Jack drives to the airport in Iron City to pick up his daughter Bee. He's surprised to find his ex-wife, Tweedy Browner, waiting to greet him instead. She tells him Bee is flying in later, and that's why Tweedy has come as well: to spend time with her. Jack drives Tweedy around the city, and they reminisce about their marriage. They return to the airport in time to see a crowd of passengers disembarking after their plane lost power and everyone aboard panicked, because an airline steward announced over the intercom they were all about to die. But the engines turned back on, and the plane landed safely. Bee emerges from a different flight, and they begin the drive back home.


Jack Gladney makes a significant observation amidst Babette Gladney and Denise's conversation about Dylar that "the family is the cradle of the world's misinformation." The Gladney family is in constant dialogue with each other, but much of it is one family member correcting or refuting the facts of another family member, which creates a general sense of uncertainty. The characteristics of the children—especially Denise's cool, accurate pronouncements and Heinrich's skepticism—contribute to this sense and to the book's satirical nature. The "learned" professor's own family cannot hold a coherent conversation.
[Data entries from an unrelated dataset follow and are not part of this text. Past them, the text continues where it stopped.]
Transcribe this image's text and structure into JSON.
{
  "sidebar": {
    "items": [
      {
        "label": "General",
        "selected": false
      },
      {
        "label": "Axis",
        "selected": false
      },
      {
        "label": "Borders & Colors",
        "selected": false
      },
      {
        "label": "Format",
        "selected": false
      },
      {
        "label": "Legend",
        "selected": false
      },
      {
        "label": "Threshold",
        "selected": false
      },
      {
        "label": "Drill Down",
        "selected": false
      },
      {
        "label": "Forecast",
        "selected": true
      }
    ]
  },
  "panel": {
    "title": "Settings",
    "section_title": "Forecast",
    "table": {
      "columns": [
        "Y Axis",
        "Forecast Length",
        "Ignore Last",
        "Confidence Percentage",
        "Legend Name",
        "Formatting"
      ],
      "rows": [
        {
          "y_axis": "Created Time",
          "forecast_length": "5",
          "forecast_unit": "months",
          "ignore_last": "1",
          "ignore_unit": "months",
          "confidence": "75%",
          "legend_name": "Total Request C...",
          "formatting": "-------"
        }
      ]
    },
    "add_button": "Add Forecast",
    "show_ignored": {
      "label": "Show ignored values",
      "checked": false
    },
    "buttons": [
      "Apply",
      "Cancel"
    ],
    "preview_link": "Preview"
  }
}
Iron City, like Blacksmith, is another town name that evokes a long-gone industrial America. The motif of death continues, as evidenced by the passengers who narrowly escape a plane crash. Bee's observation that the passengers "went through all that for nothing" because the media weren't there to report it emphasizes that, for something to be real, it must be documented and broadcast. Bee's phrase, "for nothing," suggests that the media representation is the purpose of enduring a traumatic event.